Bulgaria is perhaps symptomatic of another Western trend of recent years: stagnation and decline. Despite economic growth, the country has failed to improve in most Sustainable Governance Indicators (SGI). Since 2014, there has been some improvement in labor market flexibility and jobs while educational, health, environmental, and many other policy areas have seen little or no improvement. The Bulgarian population has been collapsing at a massive rate: from almost 9 million people in 1988 to just 7.1 million today. As the upcoming country report of Bertelsmann Transformation Index (BTI) 2018 notes: “Bulgaria has addressed some of the other strategic issues but does not seem to have any viable strategy for handling the demographic challenge.” The population is projected to shrink to a mere 5.5 million by 2060.
Following Western trends
The Bulgarian political scene has in contrast become increasingly lively. As in other countries, the two-party system has grown increasingly fragmented, with old movements fading away and new ones emerging at great speed. A referendum almost passed this year which would have made massive changes in the Bulgarian political system, including a virtual elimination of party subsidies and a majoritarian electoral system.

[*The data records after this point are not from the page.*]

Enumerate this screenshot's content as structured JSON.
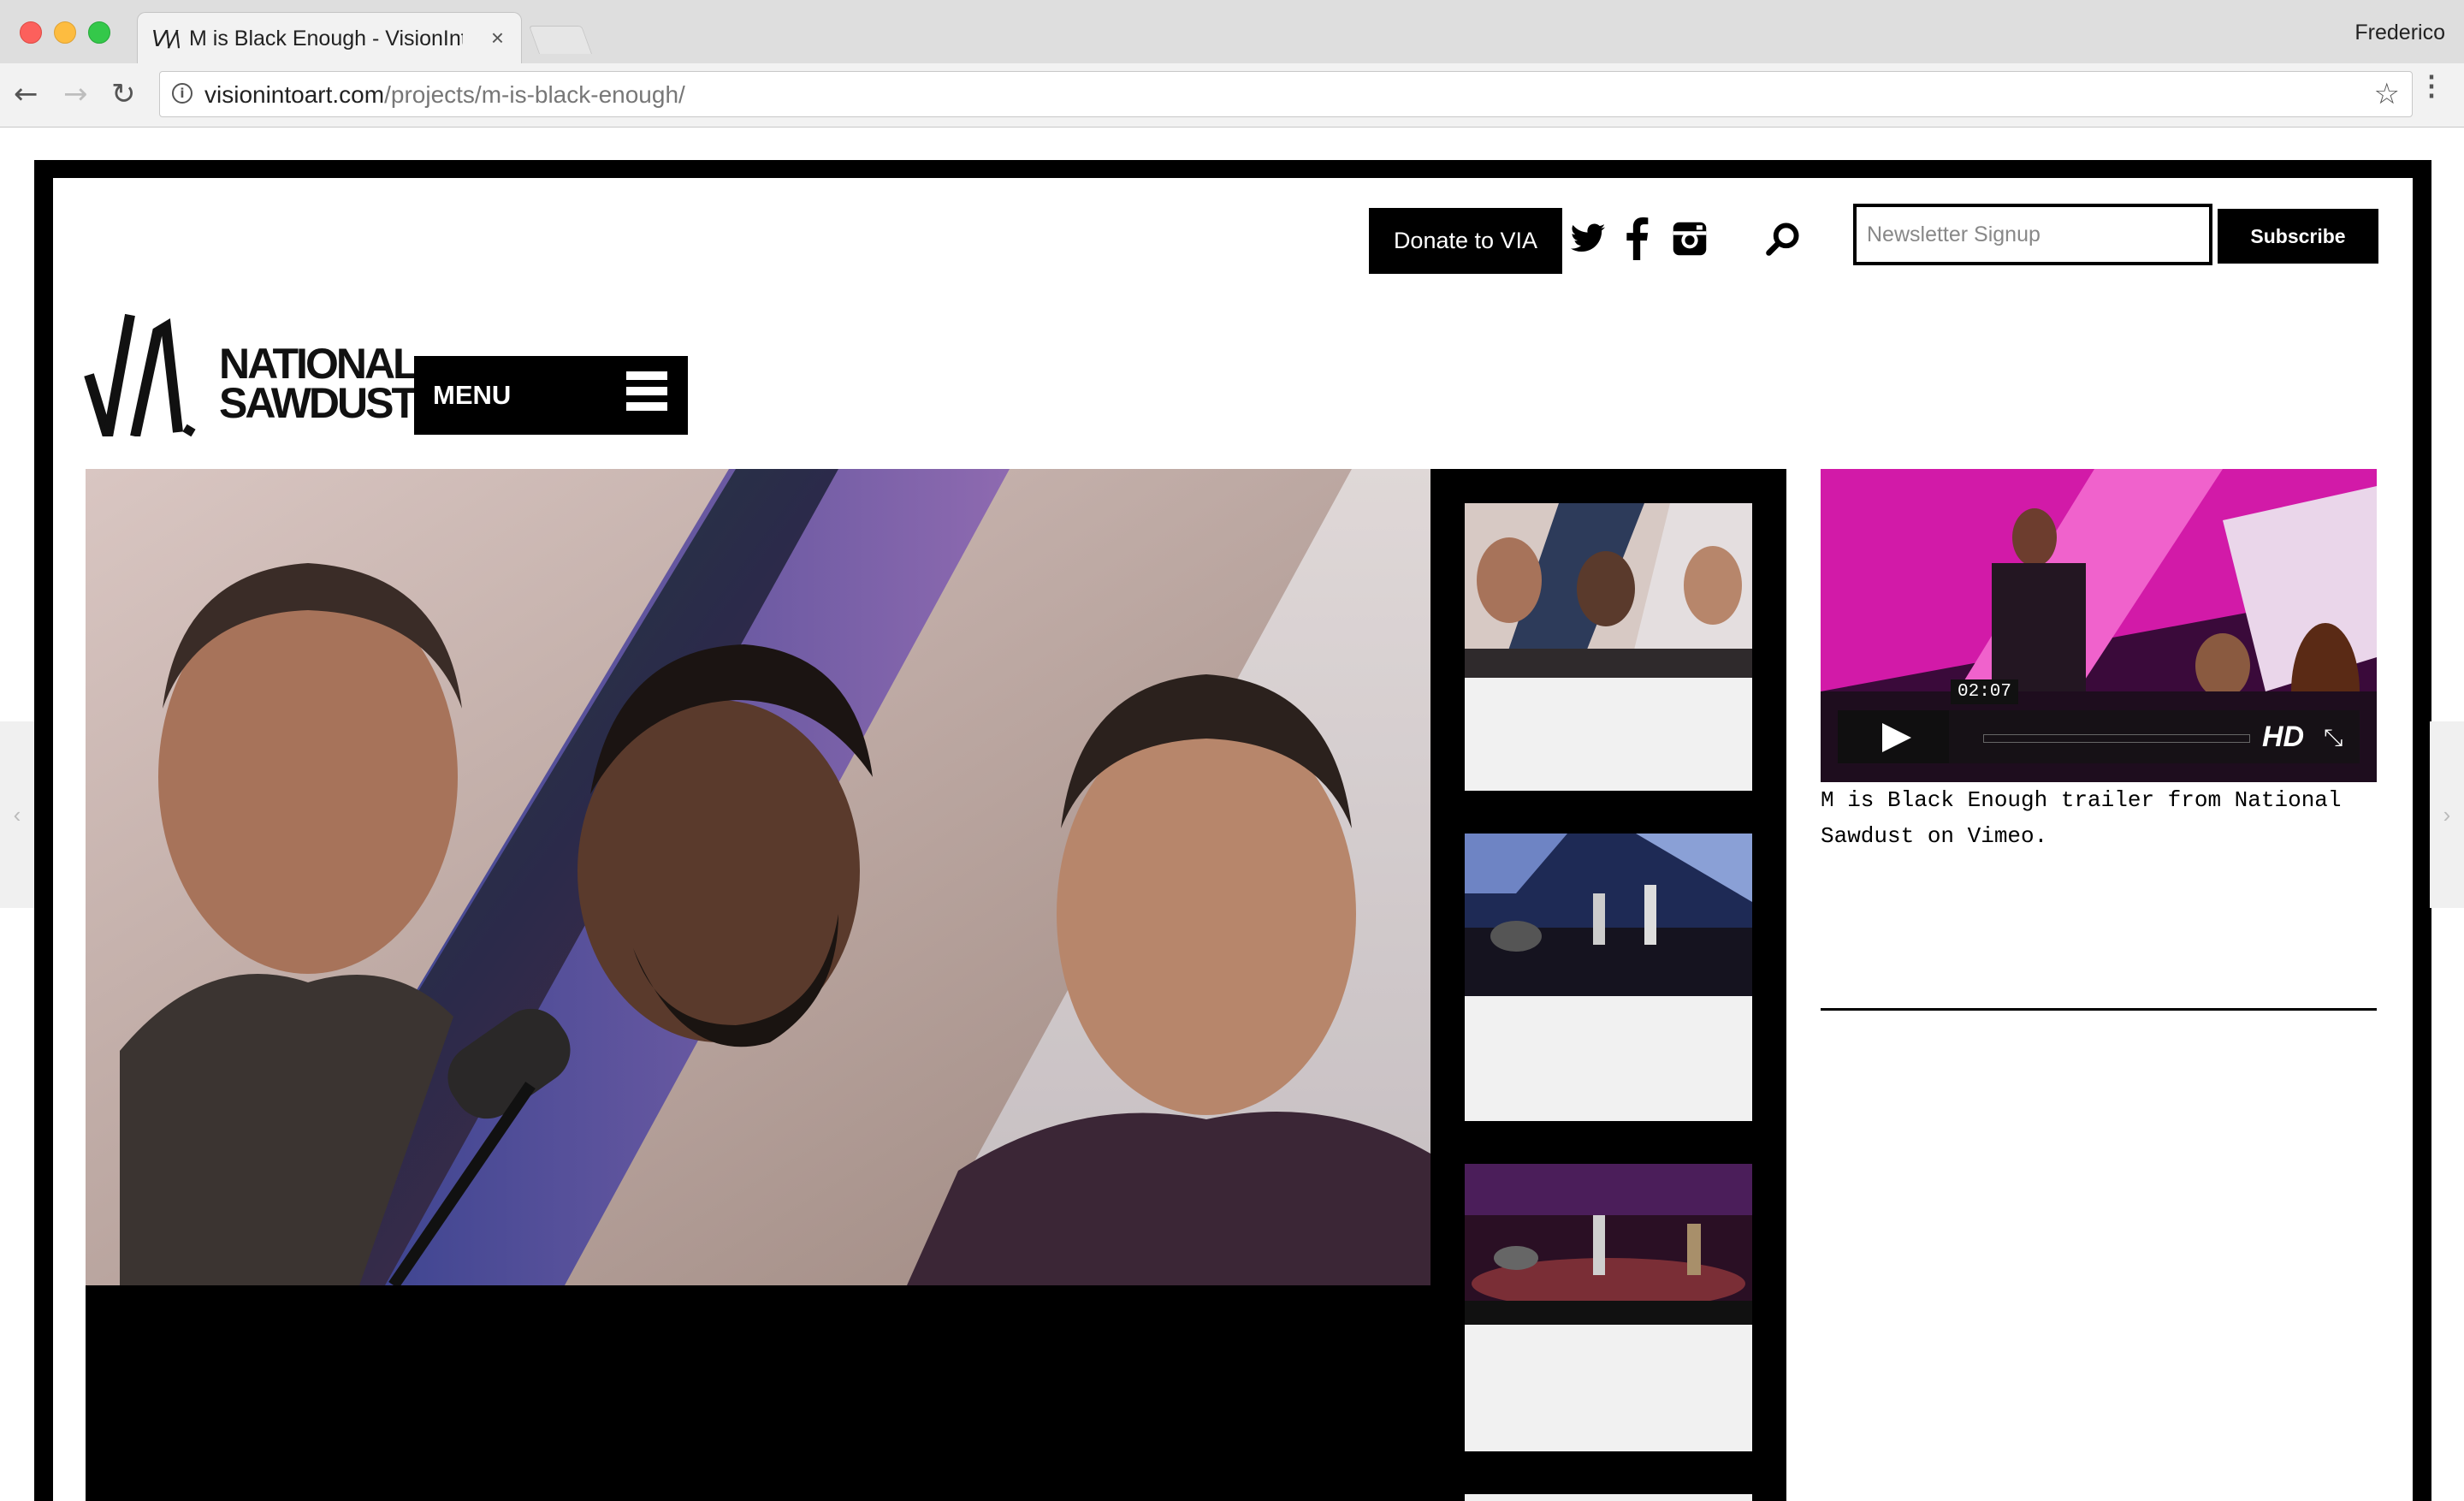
{
  "browser": {
    "tab_title": "M is Black Enough - VisionInto",
    "tab_favicon": "V\\/\\",
    "tab_close": "×",
    "profile_name": "Frederico",
    "url_domain": "visionintoart.com",
    "url_path": "/projects/m-is-black-enough/",
    "back_glyph": "←",
    "forward_glyph": "→",
    "reload_glyph": "↻",
    "star_glyph": "☆",
    "kebab_glyph": "⋮"
  },
  "header": {
    "donate_label": "Donate to VIA",
    "newsletter_placeholder": "Newsletter Signup",
    "newsletter_value": "",
    "subscribe_label": "Subscribe",
    "social_icons": [
      "twitter-icon",
      "facebook-icon",
      "instagram-icon",
      "search-icon"
    ]
  },
  "logo": {
    "mark": "VIA",
    "line1": "NATIONAL",
    "line2": "SAWDUST"
  },
  "menu": {
    "label": "MENU"
  },
  "side_arrows": {
    "left": "‹",
    "right": "›"
  },
  "video": {
    "time": "02:07",
    "hd": "HD",
    "fullscreen": "⤡",
    "caption": "M is Black Enough trailer from National Sawdust on Vimeo."
  },
  "colors": {
    "accent": "#000000",
    "chrome": "#dedede",
    "thumb_bg": "#f1f1f1",
    "video_magenta": "#d21aa8"
  }
}
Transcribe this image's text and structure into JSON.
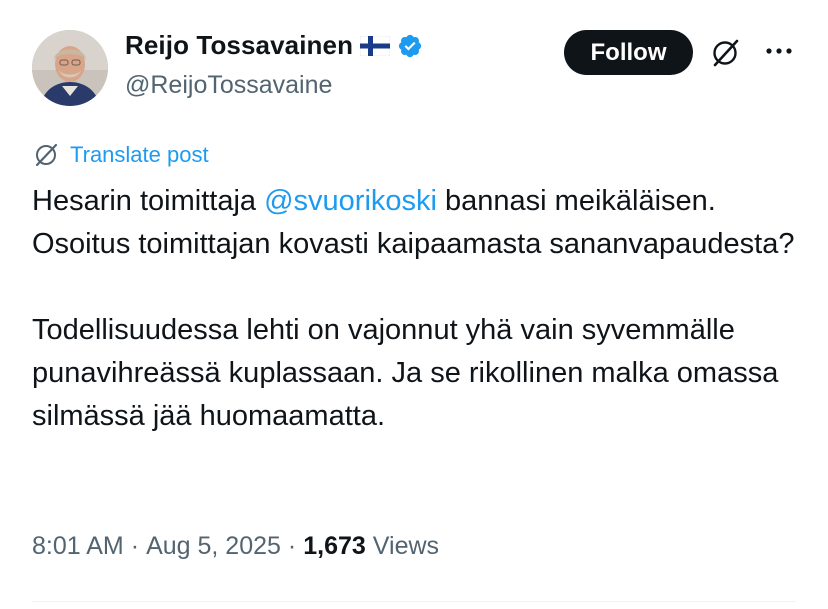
{
  "author": {
    "display_name": "Reijo Tossavainen",
    "handle": "@ReijoTossavaine",
    "avatar_icon": "avatar-photo",
    "flag_icon": "finland-flag-icon",
    "verified_icon": "verified-badge-icon"
  },
  "actions": {
    "follow_label": "Follow",
    "grok_icon": "grok-icon",
    "more_icon": "more-icon"
  },
  "translate": {
    "label": "Translate post",
    "icon": "translate-icon"
  },
  "tweet": {
    "text_before_mention": "Hesarin toimittaja ",
    "mention": "@svuorikoski",
    "text_after_mention": " bannasi meikäläisen. Osoitus toimittajan kovasti kaipaamasta sananvapaudesta?",
    "paragraph_2": "Todellisuudessa lehti on vajonnut yhä vain syvemmälle punavihreässä kuplassaan. Ja se rikollinen malka omassa silmässä jää huomaamatta."
  },
  "meta": {
    "time": "8:01 AM",
    "separator": "·",
    "date": "Aug 5, 2025",
    "views_count": "1,673",
    "views_label": "Views"
  },
  "colors": {
    "accent": "#1d9bf0",
    "text": "#0f1419",
    "secondary": "#536471",
    "verified": "#1d9bf0",
    "button_bg": "#0f1419"
  }
}
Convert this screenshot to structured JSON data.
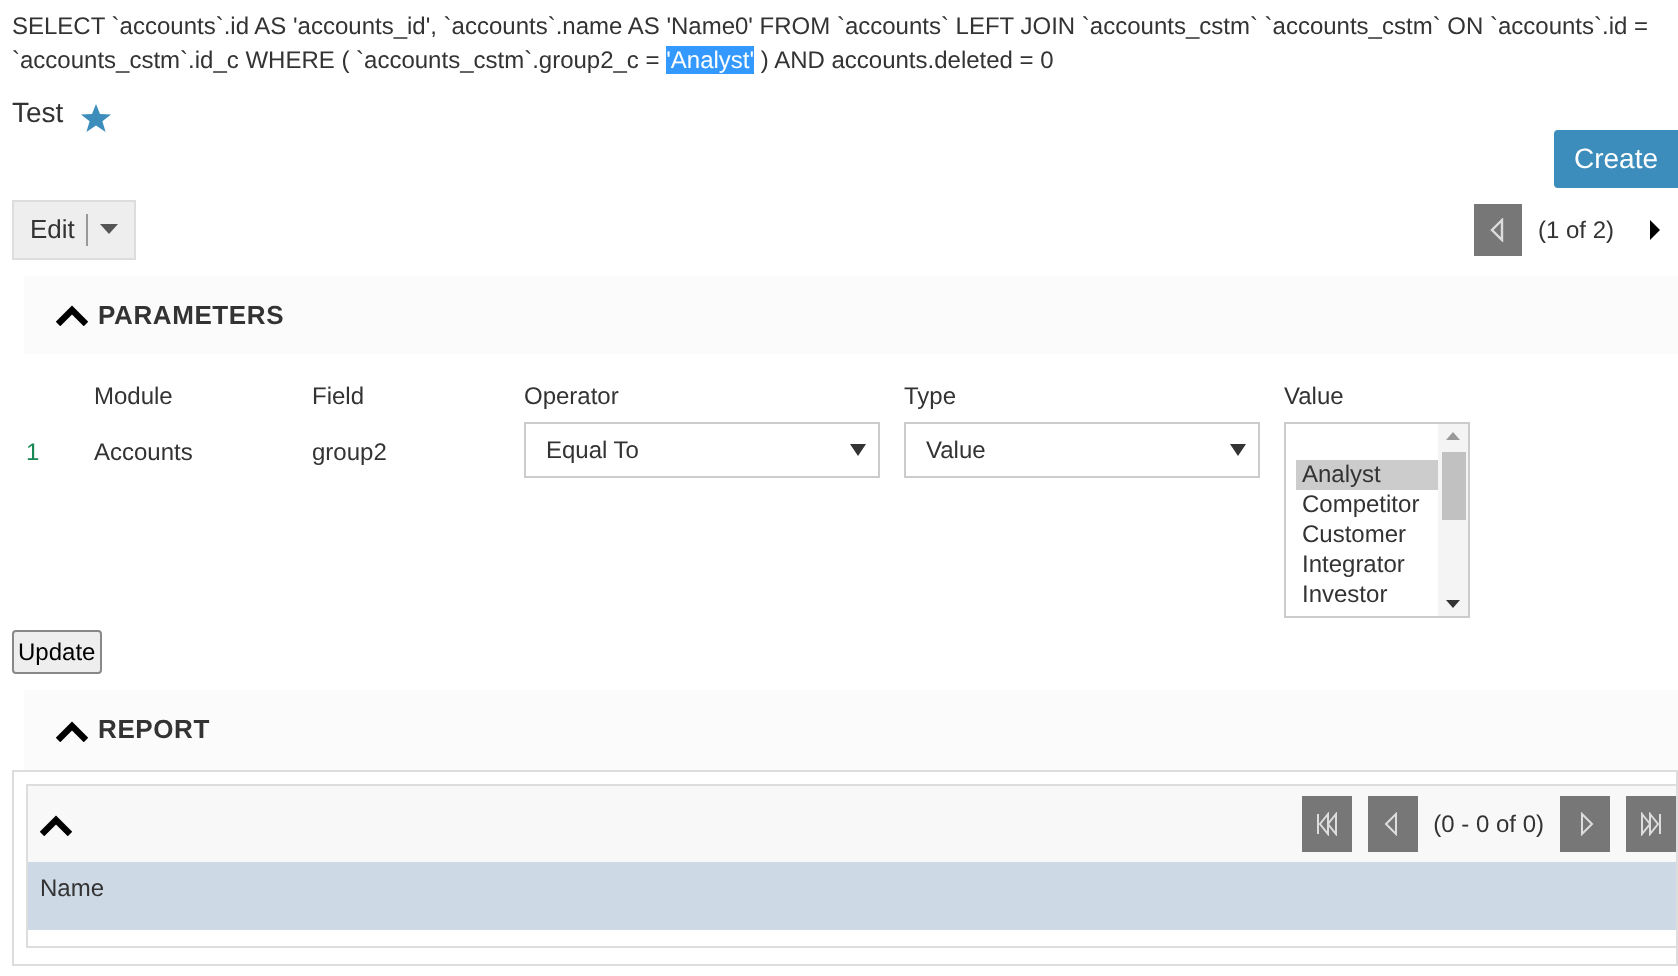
{
  "sql": {
    "before": "SELECT `accounts`.id AS 'accounts_id', `accounts`.name AS 'Name0' FROM `accounts` LEFT JOIN `accounts_cstm` `accounts_cstm` ON `accounts`.id = `accounts_cstm`.id_c WHERE ( `accounts_cstm`.group2_c = ",
    "selected": "'Analyst'",
    "after": " ) AND accounts.deleted = 0"
  },
  "title": {
    "text": "Test",
    "favorite": true
  },
  "create_button": "Create",
  "edit_button": "Edit",
  "record_pager": {
    "text": "(1 of 2)",
    "prev_disabled": true,
    "next_disabled": false
  },
  "parameters": {
    "title": "PARAMETERS",
    "expanded": true,
    "columns": [
      "Module",
      "Field",
      "Operator",
      "Type",
      "Value"
    ],
    "rows": [
      {
        "index": "1",
        "module": "Accounts",
        "field": "group2",
        "operator": "Equal To",
        "type": "Value",
        "values": [
          {
            "label": "Analyst",
            "selected": true
          },
          {
            "label": "Competitor",
            "selected": false
          },
          {
            "label": "Customer",
            "selected": false
          },
          {
            "label": "Integrator",
            "selected": false
          },
          {
            "label": "Investor",
            "selected": false
          }
        ]
      }
    ]
  },
  "update_button": "Update",
  "report": {
    "title": "REPORT",
    "expanded": true,
    "pager": "(0 - 0 of 0)",
    "columns": [
      "Name"
    ]
  }
}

Bulgarian trends are thus quite representative of Western civilization as a whole: economic recovery, demographic stagnation and decline, political instability in the face of new democratic politics. The rise of populism, however, does not necessarily pose an existential threat to the EU: the new Bulgarian government seems to reflect a novel trend in European politics – being both moderately nationalist and EU-compatible.